Richard deutete auf die Geräte. »Wir haben die Hardware, die den Portaleffekt steuert, stark verbessert. Wie Häuptling Große Klappe hier richtig angemerkt hat, ist es uns gelungen, ein paar Redundanzen zu entfernen. Mein Computer-Set-up und Matts Steuerkarten passen mittlerweile in zwei Server-Gehäuse, die durch ein paar Kabel mit Bills Tor-Hardware verbunden sind. Da die Steuerungssoftware jetzt auf einem iPad läuft, brauche ich auch kein Steckbrett mehr. Außerdem haben wir den Suchlauf stabilisiert. Sobald wir einen deutlichen Treffer landen, sollte das Gerät ihn sofort erfassen und die Verbindung halten können. Damit dürfte es keine plötzlichen Verschiebungen mehr geben, die zu einem lauten Knall wie dem neulich führen.«
Bill fächelte sich mit seinem aufgeknöpften Hemd ein wenig Luft zu. Es war ein heißer Tag, selbst für einen Sommer in Nebraska, und alle Fenster standen sperrangelweit offen. Es half zwar ein wenig, dass ihre Seite des Gebäudes
bereits seit einer Weile im Schatten lag, aber es war immer noch sehr stickig. Kevin wedelte mit einer Ausgabe von Sky & Telescope
vor seinem Gesicht herum.
Richard wischte sich die Stirn. »Ja, ich weiß, nicht der ideale Tag, um drinnen zu sein. Lasst uns schnell machen, damit wir bald hier rauskommen.«
Sie machten alles genauso wie beim letzten Mal. Kevin streckte die Hand durch das Tor und platzierte das Würfelgerät im Käfig. Dann stellte er die Videokameras auf ihre gewohnten Positionen. Sobald alle Vorbereitungen abgeschlossen waren, aktivierte er den Flipper und rief: »Zehn Sekunden«, bevor er sich mit den anderen vor den Monitor stellte.

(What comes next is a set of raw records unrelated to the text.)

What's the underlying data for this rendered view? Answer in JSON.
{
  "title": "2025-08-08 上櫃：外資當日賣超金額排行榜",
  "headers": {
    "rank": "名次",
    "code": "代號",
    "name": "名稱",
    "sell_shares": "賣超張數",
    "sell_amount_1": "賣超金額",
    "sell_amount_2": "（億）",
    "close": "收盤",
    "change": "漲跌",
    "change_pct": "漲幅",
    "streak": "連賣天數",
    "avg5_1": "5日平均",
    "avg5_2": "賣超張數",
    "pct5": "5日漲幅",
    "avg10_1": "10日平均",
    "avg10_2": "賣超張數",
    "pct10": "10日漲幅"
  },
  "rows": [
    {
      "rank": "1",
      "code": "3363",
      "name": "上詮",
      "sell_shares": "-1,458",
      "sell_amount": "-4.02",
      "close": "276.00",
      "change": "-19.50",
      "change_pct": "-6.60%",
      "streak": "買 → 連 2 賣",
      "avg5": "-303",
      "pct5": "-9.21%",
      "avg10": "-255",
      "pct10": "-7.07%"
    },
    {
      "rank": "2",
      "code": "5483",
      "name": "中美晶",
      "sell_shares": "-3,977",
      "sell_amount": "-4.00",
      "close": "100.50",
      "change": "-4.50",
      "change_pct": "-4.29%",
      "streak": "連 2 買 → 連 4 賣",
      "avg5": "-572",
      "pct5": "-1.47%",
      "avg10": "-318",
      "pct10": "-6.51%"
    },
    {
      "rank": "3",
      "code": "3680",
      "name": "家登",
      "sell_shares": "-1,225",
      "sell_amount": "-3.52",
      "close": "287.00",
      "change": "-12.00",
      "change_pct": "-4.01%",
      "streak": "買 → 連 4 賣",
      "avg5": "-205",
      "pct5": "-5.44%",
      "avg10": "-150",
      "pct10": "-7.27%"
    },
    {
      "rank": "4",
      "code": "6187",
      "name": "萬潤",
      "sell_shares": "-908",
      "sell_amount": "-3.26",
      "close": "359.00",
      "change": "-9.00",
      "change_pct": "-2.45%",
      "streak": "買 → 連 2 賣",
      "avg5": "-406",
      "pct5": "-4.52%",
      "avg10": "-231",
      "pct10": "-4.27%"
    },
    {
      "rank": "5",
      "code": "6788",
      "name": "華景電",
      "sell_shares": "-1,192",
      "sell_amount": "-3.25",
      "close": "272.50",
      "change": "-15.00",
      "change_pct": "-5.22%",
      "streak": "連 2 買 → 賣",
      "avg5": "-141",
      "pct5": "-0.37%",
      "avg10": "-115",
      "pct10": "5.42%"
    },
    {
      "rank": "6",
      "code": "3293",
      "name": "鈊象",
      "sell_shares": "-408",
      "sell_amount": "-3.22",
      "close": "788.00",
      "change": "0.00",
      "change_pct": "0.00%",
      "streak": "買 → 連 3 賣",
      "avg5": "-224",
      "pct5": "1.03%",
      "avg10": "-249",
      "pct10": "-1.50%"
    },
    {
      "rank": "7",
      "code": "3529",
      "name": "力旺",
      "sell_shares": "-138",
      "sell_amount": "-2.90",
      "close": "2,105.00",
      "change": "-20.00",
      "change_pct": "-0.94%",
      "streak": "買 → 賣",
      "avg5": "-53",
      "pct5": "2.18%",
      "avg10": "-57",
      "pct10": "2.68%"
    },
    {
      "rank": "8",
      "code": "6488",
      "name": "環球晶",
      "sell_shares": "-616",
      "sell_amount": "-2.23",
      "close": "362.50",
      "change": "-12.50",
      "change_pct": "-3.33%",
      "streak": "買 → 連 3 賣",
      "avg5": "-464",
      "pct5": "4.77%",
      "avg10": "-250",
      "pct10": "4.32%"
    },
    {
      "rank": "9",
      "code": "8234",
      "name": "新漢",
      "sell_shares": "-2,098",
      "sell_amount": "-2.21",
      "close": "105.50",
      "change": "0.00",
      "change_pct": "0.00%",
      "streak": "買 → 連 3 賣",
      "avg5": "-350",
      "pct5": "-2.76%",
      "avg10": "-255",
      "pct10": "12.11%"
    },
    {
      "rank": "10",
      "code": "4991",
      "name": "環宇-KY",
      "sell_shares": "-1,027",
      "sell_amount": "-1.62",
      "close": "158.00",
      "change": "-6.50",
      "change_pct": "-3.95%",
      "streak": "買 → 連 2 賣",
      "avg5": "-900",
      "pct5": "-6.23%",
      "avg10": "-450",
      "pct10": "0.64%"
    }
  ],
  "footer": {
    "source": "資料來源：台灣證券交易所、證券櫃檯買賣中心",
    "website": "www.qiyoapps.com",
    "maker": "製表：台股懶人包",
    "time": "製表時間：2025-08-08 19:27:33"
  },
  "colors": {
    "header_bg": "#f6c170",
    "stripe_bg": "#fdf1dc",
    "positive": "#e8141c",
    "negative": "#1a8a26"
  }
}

Richard justierte mit dem Tablet das Portal. »Los geht’s«, sagte er und drückte auf »OK«.
Ein lautes Brüllen ertönte, und das Tor spie einen gelblichen Gasstrahl aus, der die gegenüberliegende Wand versengte. Gleichzeitig wurde es im Raum unerträglich heiß, als hätte jemand die Klappe eines Hochofens geöffnet. Der Tisch mit der Kontroll-Hardware drehte sich um hundertachtzig Grad, während der andere mit der Testapparatur auf zwei Beinen kippelte und beinahe umfiel. Schließlich schlug ein Kurzschluss einen grellen Funken und deaktivierte schlagartig die gesamte Ausrüstung, worauf sich das Tor schloss und den Gasstrahl abschnitt.
Da sich nun das Gas im Raum ausbreitete, rannten sie hustend und würgend hinaus.
Bill schlug die Labortür hinter sich zu. Er drehte sich um und sah die anderen an. Der Schock stand ihnen deutlich ins Gesicht geschrieben.
Ungefähr eine halbe Minute lang sprach niemand ein Wort. Bill lehnte sich an die Tür und wartete darauf, dass jemand etwas sagte oder tat. Als er schließlich einsah, dass
sich keiner der anderen freiwillig melden würde, öffnete er vorsichtig wieder die Tür. Der Gestank und die Hitze verzogen sich durch die Fenster, und man konnte es im Labor allmählich wieder aushalten. Nach kurzem Zögern trat Bill ein.
Matt folgte ihm und ging zu dem Brandfleck an der Wand. »Noch warm.«
»Was für ein Spaß. Das müssen wir unbedingt bald mal wiederholen.« Bill grinste, aber er war zutiefst aufgewühlt und warf Matt einen vorwurfsvollen Blick zu. »Was hast du dir doch gleich gewünscht? Mehr Aufregung? Bist du jetzt zufrieden?«
Matt zuckte die Achseln und schaffte es, gleichzeitig selbstgefällig und verlegen auszusehen.
Bill rieb sich mit beiden Händen übers Gesicht. Dann sah er sich rasch im Raum um. »Ich glaube, damit hat keiner von uns gerechnet, oder?«
Richard schnaubte bloß. Er untersuchte die Geräte und fand schon bald das verschmorte Kabel.
»Was genau war das?«, fragte Matt. »Hat irgendwer eine Theorie?«
»Nein, aber aus diesem Grund zeichnen wir alles auf«, sagte Kevin, der gerade mit den drei Kameras zurückkehrte. Eine von ihnen hatte stark gelitten. Kevin verband sie mit dem Monitor und drückte auf »Play«. Das Video zeigte, wie der Flipper einen Sekundenbruchteil lang unscharf wurde. Dann folgten ein paar chaotische Augenblicke, die mit einer verschwommenen Aufnahme des Bodens und von Tischbeinen endete.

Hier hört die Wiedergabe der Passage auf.